DoorDash declined to specify the number of couriers who have requested financial assistance since the start of the pandemic. DoorDash counted nearly 3 million people who provided services, or “Dashed,” during the third quarter, earning over $2.8 billion for drivers. The company reports fourth-quarter results on Feb. 16.
‘MY ONLY SOURCE OF INCOME’
Getting financial assistance or paid sick leave for a COVID-related absence is especially hard for gig workers who lack employee benefits.
Uber Technologies discontinued its COVID financial assistance policy for drivers in August of 2021. Lyft, Grubhub, and Instacart still provide COVID sick pay and, like DoorDash, temporarily suspend workers’ accounts after they request financial assistance, according to company spokespeople.
“Nobody forces (gig economy companies) to support the workers, because we’re not employees,” said Gustavo Ajche, a DoorDash courier in New York City and member of labor organization Los Deliveristas Unidos.
App-based delivery companies treat couriers as independent contractors. DoorDash agreed in November to pay more than $5 million to settle an investigation by San Francisco into alleged labor law violations. The city alleged DoorDash was violating its healthcare benefit and paid sick leave laws by misclassifying workers as independent contractors, rather than employees.

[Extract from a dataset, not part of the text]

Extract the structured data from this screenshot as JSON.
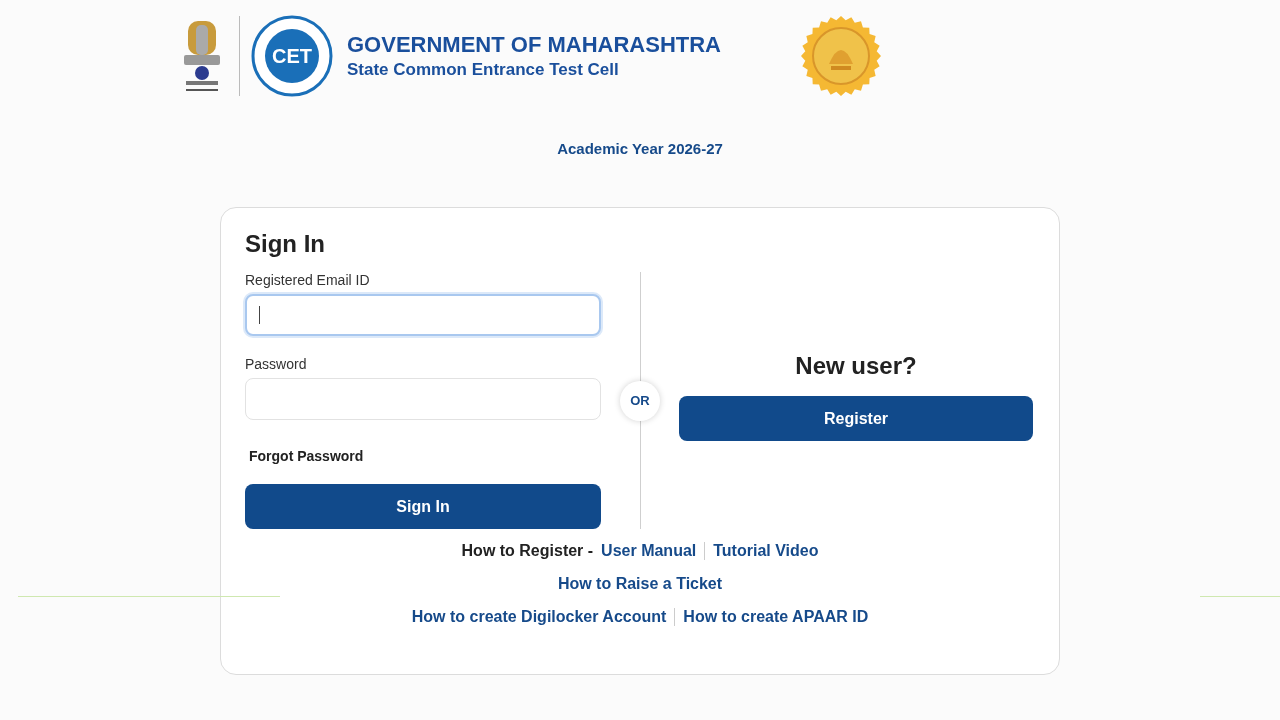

Complaints among DoorDash couriers about account suspensions and delays increased in late 2021 with the rise of Omicron, according to social media posts.
Chris Lewis, of Long Beach, California, requested COVID financial assistance on Jan. 4. Emails seen by Reuters show he did not receive a response from the company asking him to verify his positive COVID test until Jan 18.
Lewis, who has already recovered from COVID, finally found out he is eligible for financial assistance on Jan. 28.
Allie, a DoorDash driver in the Minneapolis suburbs, submitted a request to the company for COVID financial assistance when she tested positive just before Christmas. Her DoorDash account has been suspended for over four weeks, and she has yet to receive any sick pay, which she estimates amounts to $2,000 in lost income.